A lawyer for two women freed from slave labour has criticised the government for offering insufficient assistance to them.
Vísir reports that the two women from Sri Lanka who were freed from slave labour conditions in South Iceland have left the country. They did this of their own accord, although the lack of assistance they were given by the state may have helped them make their decision.
The Ministry of Welfare bears responsibility for taking care of survivors of human trafficking in Iceland. However, Icelandic law only grants a six-month residence permit to survivors to remain in the country – no work permit is issued. Further, they only received 5,000 ISK per week to live off of while staying at the Women’s Shelter.
Kristrún Elsa Harðardóttir, the legal counsel for the women, has criticised the government for providing inadequate protections for them. Leaving the country, she said, puts them in danger of ending up in the same situation all over again. Because of her warnings, the Ministry of the Interior made a point to take statements from both women on the conditions they endured.
Numerous experts on the subject of human trafficking have pointed out that while Iceland has made strides to help survivors of sex work trafficking, little protections are given for other forms of slave labour.
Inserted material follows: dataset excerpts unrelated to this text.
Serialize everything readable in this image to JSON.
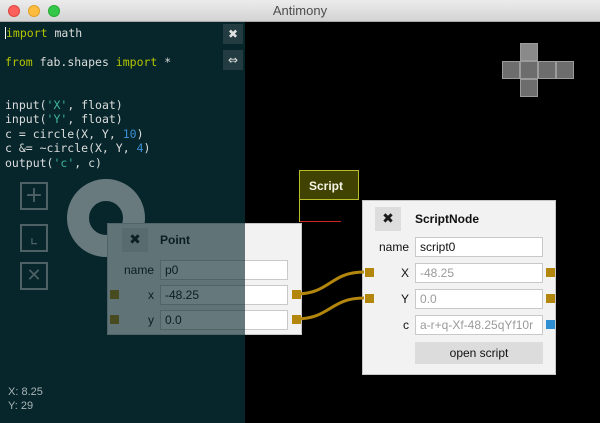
{
  "window": {
    "title": "Antimony"
  },
  "editor": {
    "lines": [
      [
        {
          "t": "import",
          "c": "kw"
        },
        {
          "t": " math"
        }
      ],
      [],
      [
        {
          "t": "from",
          "c": "kw"
        },
        {
          "t": " fab.shapes "
        },
        {
          "t": "import",
          "c": "kw"
        },
        {
          "t": " *"
        }
      ],
      [],
      [],
      [
        {
          "t": "input("
        },
        {
          "t": "'X'",
          "c": "st"
        },
        {
          "t": ", float)"
        }
      ],
      [
        {
          "t": "input("
        },
        {
          "t": "'Y'",
          "c": "st"
        },
        {
          "t": ", float)"
        }
      ],
      [
        {
          "t": "c = circle(X, Y, "
        },
        {
          "t": "10",
          "c": "nu"
        },
        {
          "t": ")"
        }
      ],
      [
        {
          "t": "c &= ~circle(X, Y, "
        },
        {
          "t": "4",
          "c": "nu"
        },
        {
          "t": ")"
        }
      ],
      [
        {
          "t": "output("
        },
        {
          "t": "'c'",
          "c": "st"
        },
        {
          "t": ", c)"
        }
      ]
    ],
    "close_button_icon": "close-x-icon",
    "swap_button_icon": "left-right-arrow-icon",
    "close_glyph": "✖",
    "swap_glyph": "⇔"
  },
  "toolbar": {
    "add_glyph": "+",
    "translate_glyph": "⌞",
    "delete_glyph": "✕"
  },
  "status": {
    "x_readout": "X: 8.25",
    "y_readout": "Y: 29"
  },
  "script_tab": {
    "label": "Script"
  },
  "point_node": {
    "title": "Point",
    "close_glyph": "✖",
    "fields": [
      {
        "label": "name",
        "value": "p0"
      },
      {
        "label": "x",
        "value": "-48.25"
      },
      {
        "label": "y",
        "value": "0.0"
      }
    ]
  },
  "script_node": {
    "title": "ScriptNode",
    "close_glyph": "✖",
    "fields": [
      {
        "label": "name",
        "value": "script0"
      },
      {
        "label": "X",
        "value": "-48.25"
      },
      {
        "label": "Y",
        "value": "0.0"
      },
      {
        "label": "c",
        "value": "a-r+q-Xf-48.25qYf10r"
      }
    ],
    "open_button_label": "open script"
  },
  "colors": {
    "editor_bg": "#06262b",
    "keyword": "#b5c400",
    "string": "#3fb5a0",
    "number": "#3a8fd6",
    "port": "#b3860d",
    "output_port": "#2f8fd2",
    "wire": "#b3860d",
    "script_tab_border": "#b9be2a"
  }
}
Cases of human trafficking and worker exploitation have increased in Iceland in recent years, and the victims are more often than not foreigners. These cases, which have long been a concern amongst labour unions, stretch from everything from the tourism industry to construction.
Workers who are new to the job market, wherever they may hail from, should be sure to inform themselves of their rights and, if an employer will not meet demands to honour those rights, seek recourse from a labour union.